Sabbath and Drenka’s relationship is built on the common belief in Desire as a Guiding Force. Their relationship gives them the freedom to live out their desires without shame or judgment, a freedom that is missing from their marriages: “Each of their marriages cried out for a countermarriage in which the adulterers attack their feelings of captivity” (27).
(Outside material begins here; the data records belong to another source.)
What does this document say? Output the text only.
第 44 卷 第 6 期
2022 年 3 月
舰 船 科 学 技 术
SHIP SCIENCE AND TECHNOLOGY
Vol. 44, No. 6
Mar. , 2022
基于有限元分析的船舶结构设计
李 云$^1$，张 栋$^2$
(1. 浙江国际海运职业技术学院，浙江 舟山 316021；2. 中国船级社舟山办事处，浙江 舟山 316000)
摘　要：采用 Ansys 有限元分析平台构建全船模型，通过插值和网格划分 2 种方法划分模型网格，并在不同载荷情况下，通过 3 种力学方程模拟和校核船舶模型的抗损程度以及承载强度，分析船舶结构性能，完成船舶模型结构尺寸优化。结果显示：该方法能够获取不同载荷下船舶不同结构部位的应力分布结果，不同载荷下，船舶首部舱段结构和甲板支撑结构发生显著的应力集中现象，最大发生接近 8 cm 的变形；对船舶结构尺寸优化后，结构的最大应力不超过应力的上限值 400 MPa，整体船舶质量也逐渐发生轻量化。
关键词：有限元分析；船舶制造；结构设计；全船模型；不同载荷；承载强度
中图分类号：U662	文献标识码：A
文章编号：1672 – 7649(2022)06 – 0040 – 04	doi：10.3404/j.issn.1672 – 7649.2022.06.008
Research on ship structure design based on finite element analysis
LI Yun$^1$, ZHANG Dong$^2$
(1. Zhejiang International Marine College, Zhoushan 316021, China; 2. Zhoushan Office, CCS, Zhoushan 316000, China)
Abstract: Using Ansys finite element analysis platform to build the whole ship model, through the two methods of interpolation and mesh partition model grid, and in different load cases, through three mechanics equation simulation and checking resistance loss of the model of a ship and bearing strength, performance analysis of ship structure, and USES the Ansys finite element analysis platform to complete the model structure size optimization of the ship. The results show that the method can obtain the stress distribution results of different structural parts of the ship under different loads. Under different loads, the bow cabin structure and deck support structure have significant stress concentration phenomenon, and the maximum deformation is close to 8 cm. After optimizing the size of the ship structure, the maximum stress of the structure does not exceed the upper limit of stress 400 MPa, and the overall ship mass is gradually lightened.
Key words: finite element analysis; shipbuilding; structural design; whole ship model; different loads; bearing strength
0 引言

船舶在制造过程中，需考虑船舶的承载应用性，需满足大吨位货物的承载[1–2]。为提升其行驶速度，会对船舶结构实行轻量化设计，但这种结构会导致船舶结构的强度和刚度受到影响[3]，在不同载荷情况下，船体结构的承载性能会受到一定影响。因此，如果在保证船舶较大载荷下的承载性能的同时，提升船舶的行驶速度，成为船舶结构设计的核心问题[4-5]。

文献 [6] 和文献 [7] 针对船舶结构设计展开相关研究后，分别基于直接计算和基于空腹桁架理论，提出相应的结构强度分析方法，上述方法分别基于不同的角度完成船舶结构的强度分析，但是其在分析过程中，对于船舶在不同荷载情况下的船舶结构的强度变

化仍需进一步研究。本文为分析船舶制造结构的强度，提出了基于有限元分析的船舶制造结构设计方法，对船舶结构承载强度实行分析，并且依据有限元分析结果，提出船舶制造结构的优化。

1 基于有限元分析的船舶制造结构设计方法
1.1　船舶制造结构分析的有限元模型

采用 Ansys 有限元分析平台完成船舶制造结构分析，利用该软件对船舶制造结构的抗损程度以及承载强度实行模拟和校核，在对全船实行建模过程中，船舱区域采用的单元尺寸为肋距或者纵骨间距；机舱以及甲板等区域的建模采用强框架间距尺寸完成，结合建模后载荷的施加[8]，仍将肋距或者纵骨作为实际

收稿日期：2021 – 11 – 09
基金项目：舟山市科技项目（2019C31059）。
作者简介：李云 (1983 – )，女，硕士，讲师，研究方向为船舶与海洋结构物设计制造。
Both Sabbath and Drenka feel confined in their marriages, and they do not want to replicate that feeling in their “countermarriage.” Therefore, neither one tries to possess the other, instead encouraging and even vicariously enjoying their sexual escapades with other partners. Their shared commitment to following their desires unites them and is the basis for a trusting, truly intimate relationship. While her demand for monogamy may seem to violate the spirit of their relationship—and that is certainly how Sabbath views it—it also reflects her ongoing commitment to pursuing what she wants.